Dat heeft een Brits onderzoeksteam van de universiteit van Nottingham onder leiding van biologe Cornelia de Moor ontdekt, zo staat woensdag op de internetpagina Natuurbericht.nl. Het team publiceert de opmerkelijke vondst deze maand in een internationaal wetenschappelijk tijdschrift. De paddenstoel groeit op de poppen van motten op de alpiene hoogvlakte van Tibet.

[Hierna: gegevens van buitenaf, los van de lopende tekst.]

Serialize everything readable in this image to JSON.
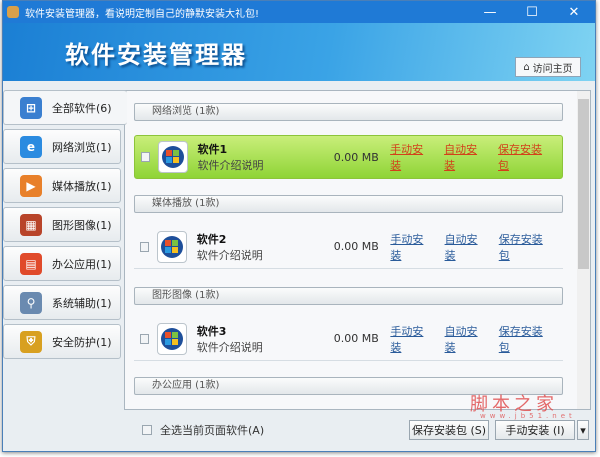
{
  "window": {
    "title": "软件安装管理器，看说明定制自己的静默安装大礼包!",
    "minimize": "—",
    "maximize": "☐",
    "close": "✕"
  },
  "header": {
    "logo": "软件安装管理器",
    "home_button": "访问主页"
  },
  "sidebar": {
    "items": [
      {
        "label": "全部软件(6)",
        "icon": "windows-icon",
        "color": "#3a7fd0"
      },
      {
        "label": "网络浏览(1)",
        "icon": "ie-icon",
        "color": "#2b8be0"
      },
      {
        "label": "媒体播放(1)",
        "icon": "media-player-icon",
        "color": "#e8802a"
      },
      {
        "label": "图形图像(1)",
        "icon": "image-icon",
        "color": "#b8442a"
      },
      {
        "label": "办公应用(1)",
        "icon": "office-icon",
        "color": "#e04a2a"
      },
      {
        "label": "系统辅助(1)",
        "icon": "magnifier-icon",
        "color": "#6a8ab0"
      },
      {
        "label": "安全防护(1)",
        "icon": "shield-icon",
        "color": "#d8a020"
      }
    ]
  },
  "sections": [
    {
      "title": "网络浏览 (1款)",
      "item": {
        "name": "软件1",
        "desc": "软件介绍说明",
        "size": "0.00 MB",
        "highlight": true
      }
    },
    {
      "title": "媒体播放 (1款)",
      "item": {
        "name": "软件2",
        "desc": "软件介绍说明",
        "size": "0.00 MB"
      }
    },
    {
      "title": "图形图像 (1款)",
      "item": {
        "name": "软件3",
        "desc": "软件介绍说明",
        "size": "0.00 MB"
      }
    },
    {
      "title": "办公应用 (1款)"
    }
  ],
  "links": {
    "manual": "手动安装",
    "auto": "自动安装",
    "save": "保存安装包"
  },
  "footer": {
    "select_all": "全选当前页面软件(A)",
    "save_pkg": "保存安装包 (S)",
    "manual_install": "手动安装 (I)",
    "dropdown": "▾"
  },
  "watermark": {
    "text": "脚本之家",
    "url": "www.jb51.net"
  }
}
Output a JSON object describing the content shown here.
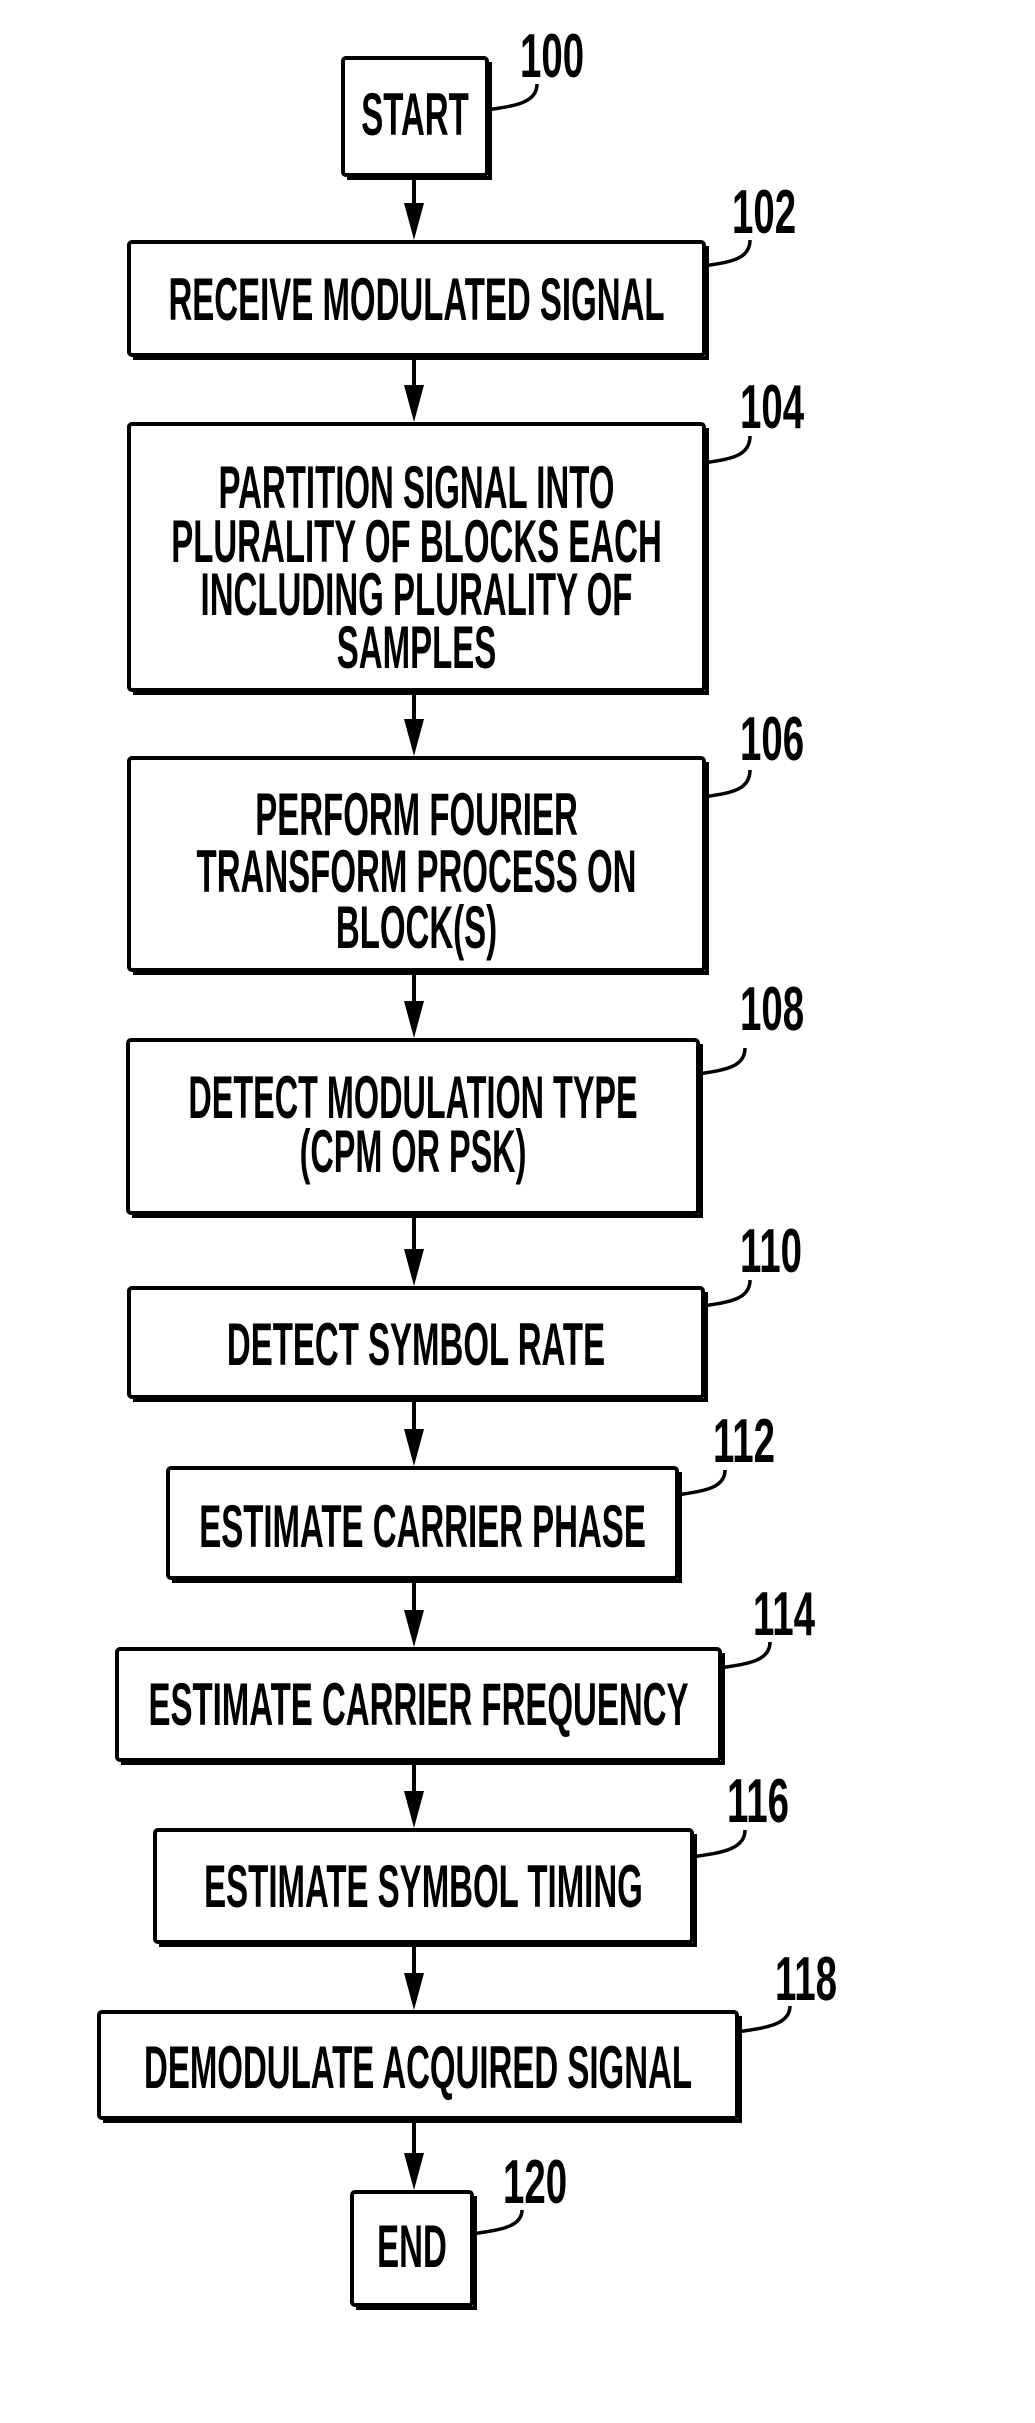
{
  "diagram": {
    "type": "flowchart",
    "direction": "top-to-bottom",
    "steps": [
      {
        "ref": "100",
        "kind": "terminal",
        "lines": [
          "START"
        ]
      },
      {
        "ref": "102",
        "kind": "process",
        "lines": [
          "RECEIVE MODULATED SIGNAL"
        ]
      },
      {
        "ref": "104",
        "kind": "process",
        "lines": [
          "PARTITION SIGNAL INTO",
          "PLURALITY OF BLOCKS EACH",
          "INCLUDING PLURALITY OF",
          "SAMPLES"
        ]
      },
      {
        "ref": "106",
        "kind": "process",
        "lines": [
          "PERFORM FOURIER",
          "TRANSFORM PROCESS ON",
          "BLOCK(S)"
        ]
      },
      {
        "ref": "108",
        "kind": "process",
        "lines": [
          "DETECT MODULATION TYPE",
          "(CPM OR PSK)"
        ]
      },
      {
        "ref": "110",
        "kind": "process",
        "lines": [
          "DETECT SYMBOL RATE"
        ]
      },
      {
        "ref": "112",
        "kind": "process",
        "lines": [
          "ESTIMATE CARRIER PHASE"
        ]
      },
      {
        "ref": "114",
        "kind": "process",
        "lines": [
          "ESTIMATE CARRIER FREQUENCY"
        ]
      },
      {
        "ref": "116",
        "kind": "process",
        "lines": [
          "ESTIMATE SYMBOL TIMING"
        ]
      },
      {
        "ref": "118",
        "kind": "process",
        "lines": [
          "DEMODULATE ACQUIRED SIGNAL"
        ]
      },
      {
        "ref": "120",
        "kind": "terminal",
        "lines": [
          "END"
        ]
      }
    ],
    "edges": [
      [
        "100",
        "102"
      ],
      [
        "102",
        "104"
      ],
      [
        "104",
        "106"
      ],
      [
        "106",
        "108"
      ],
      [
        "108",
        "110"
      ],
      [
        "110",
        "112"
      ],
      [
        "112",
        "114"
      ],
      [
        "114",
        "116"
      ],
      [
        "116",
        "118"
      ],
      [
        "118",
        "120"
      ]
    ]
  }
}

De wilde paddenstoel staat in China al eeuwenlang bekend om de geneeskrachtige werking. In 1950 verschenen voor het eerst wetenschappelijke artikelen over de mogelijke werking tegen kanker. De paddenstoel verdween weer uit beeld, omdat het heel moeilijk was om aan grondstof te komen voor onderzoek. Het Britse onderzoeksteam is er nu in geslaagd een kunstmatig extract van de werkzame stof te maken, genaamd cordycepin.
De onderzoekers hebben zowel met alleen cordycepin als met een combinatie van het extract en andere antikankermedicijnen proeven gedaan. De Moor denkt dat cordycepin een grondstof kan zijn voor een heel nieuwe generatie medicijnen tegen kanker.